Salut Napo,
Au cas où mon point de vue t'intéresse aussi

:
Le fait de demander de l'aide sans rien donner en échange à la personne qui m'aide ne me heurte pas car dans mon esprit, il ne s'agit pas d'un échange donnant-donant, mais d'un partage beaucoup plus vaste.
Ce que je veux dire c'est que je conçois ça comme : aujourd'hui je demande car j'ai besoin, demain je donne car je déborde d'énergie et d'abondance, ce qui importe c'est de donner et de recevoir, mais pour moi ce n'est pas grave si ce n'est pas au même moment, ni avec la même personne que je suis dans l'échange.
Par exemple si je trouve un porte-feuille dans la rue et que je le rapporte à son propriétaire, ce n'est pas pour qu'il me donne quelque chose, mais plutôt avec l'espoir qu'un jour cette personne fasse de même pour quelqu'un d'autre.
J'ai sûrement également l'espoir qu'un jour quelqu'un le fasse pour moi si ça m'arrivait, mais à vrai dire ça m'est déjà arrivé de perdre mon porte-feuille et que personne ne me contacte pour me le rendre, et je continuerai quand meme à ramener ceux que je trouve !

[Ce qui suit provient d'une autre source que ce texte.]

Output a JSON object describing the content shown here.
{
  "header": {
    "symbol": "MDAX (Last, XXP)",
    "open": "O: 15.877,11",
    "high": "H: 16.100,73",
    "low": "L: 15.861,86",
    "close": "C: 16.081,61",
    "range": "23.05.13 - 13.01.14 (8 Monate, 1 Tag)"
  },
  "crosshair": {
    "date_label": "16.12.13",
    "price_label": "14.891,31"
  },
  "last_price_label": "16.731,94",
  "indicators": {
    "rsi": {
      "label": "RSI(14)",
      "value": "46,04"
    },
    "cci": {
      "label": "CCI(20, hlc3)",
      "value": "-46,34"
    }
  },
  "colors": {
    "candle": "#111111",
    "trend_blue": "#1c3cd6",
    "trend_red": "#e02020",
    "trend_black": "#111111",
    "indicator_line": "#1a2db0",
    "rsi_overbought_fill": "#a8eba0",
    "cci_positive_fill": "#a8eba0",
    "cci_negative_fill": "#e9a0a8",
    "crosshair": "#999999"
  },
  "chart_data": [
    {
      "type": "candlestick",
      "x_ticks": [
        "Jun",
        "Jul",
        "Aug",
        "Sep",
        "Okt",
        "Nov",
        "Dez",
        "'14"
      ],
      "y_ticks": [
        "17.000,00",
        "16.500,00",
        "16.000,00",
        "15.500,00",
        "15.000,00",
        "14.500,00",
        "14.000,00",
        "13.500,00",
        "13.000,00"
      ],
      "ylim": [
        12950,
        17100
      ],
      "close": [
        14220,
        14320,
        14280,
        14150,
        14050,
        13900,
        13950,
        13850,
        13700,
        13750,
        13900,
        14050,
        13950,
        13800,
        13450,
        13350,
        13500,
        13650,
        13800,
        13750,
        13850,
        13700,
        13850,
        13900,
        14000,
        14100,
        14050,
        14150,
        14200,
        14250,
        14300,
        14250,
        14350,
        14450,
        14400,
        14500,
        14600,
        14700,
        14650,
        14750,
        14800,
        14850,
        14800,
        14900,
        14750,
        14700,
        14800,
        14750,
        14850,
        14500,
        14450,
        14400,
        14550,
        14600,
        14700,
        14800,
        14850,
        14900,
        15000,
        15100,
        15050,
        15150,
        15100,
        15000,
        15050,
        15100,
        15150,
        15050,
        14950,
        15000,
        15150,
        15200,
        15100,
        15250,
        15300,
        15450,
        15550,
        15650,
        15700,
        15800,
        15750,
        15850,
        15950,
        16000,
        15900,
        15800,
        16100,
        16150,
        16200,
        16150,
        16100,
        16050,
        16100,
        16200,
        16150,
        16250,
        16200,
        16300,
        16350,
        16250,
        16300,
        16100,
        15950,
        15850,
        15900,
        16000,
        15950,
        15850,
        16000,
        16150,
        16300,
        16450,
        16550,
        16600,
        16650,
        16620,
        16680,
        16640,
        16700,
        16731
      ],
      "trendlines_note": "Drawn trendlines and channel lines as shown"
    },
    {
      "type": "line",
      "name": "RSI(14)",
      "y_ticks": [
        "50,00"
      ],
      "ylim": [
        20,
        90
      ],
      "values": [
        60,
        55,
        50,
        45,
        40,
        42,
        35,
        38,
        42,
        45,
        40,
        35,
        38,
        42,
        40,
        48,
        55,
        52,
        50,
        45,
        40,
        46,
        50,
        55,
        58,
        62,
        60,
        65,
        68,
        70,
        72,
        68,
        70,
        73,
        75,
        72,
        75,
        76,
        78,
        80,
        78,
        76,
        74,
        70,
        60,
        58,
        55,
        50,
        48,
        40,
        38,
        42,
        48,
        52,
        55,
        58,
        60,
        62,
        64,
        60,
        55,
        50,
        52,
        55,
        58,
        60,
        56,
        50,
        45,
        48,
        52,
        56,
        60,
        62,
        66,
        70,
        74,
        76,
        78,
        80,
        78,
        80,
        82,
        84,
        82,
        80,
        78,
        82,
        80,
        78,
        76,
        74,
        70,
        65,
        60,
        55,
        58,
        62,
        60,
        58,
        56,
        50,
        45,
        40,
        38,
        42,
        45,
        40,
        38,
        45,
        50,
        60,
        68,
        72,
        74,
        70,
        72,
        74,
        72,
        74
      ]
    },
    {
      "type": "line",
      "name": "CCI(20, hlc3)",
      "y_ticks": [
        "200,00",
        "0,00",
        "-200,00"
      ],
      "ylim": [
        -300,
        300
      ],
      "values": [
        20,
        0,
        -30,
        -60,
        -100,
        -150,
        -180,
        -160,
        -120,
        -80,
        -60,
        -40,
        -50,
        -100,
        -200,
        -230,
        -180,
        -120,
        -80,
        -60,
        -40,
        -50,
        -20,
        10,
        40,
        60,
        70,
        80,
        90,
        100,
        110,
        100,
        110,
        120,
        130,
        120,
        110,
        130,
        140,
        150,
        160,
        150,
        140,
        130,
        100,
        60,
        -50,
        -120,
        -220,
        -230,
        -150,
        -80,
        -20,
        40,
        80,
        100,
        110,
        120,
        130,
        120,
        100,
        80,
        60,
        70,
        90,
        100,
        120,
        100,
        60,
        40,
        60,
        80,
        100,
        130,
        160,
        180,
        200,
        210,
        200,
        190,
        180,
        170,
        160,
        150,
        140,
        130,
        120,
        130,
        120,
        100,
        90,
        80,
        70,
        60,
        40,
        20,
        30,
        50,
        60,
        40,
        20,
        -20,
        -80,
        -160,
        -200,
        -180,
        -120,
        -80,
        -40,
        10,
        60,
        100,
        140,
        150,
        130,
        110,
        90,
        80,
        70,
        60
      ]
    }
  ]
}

En fait c'est comme des petites graines qu'on sème. Il m'est arrivé qu'une personne se montre incroyablement généreuses avec moi, à une période où j'étais globalement plus en demande qu'en mesure de donner, mais sa générosité a été une grande découverte pour moi. Elle-même me déculpabilisait et me disait de prendre parce que je n'avais pas été habituée à recevoir, alors elle me donnait d'une manière qui me semblait disproportionnée, elle m'a nourrie littéralement (car elle me donnait des cageots de fruits et de légumes) et symboliquement aussi... Et en agissant ainsi avec moi, elle m'a aussi appris cette générosité là.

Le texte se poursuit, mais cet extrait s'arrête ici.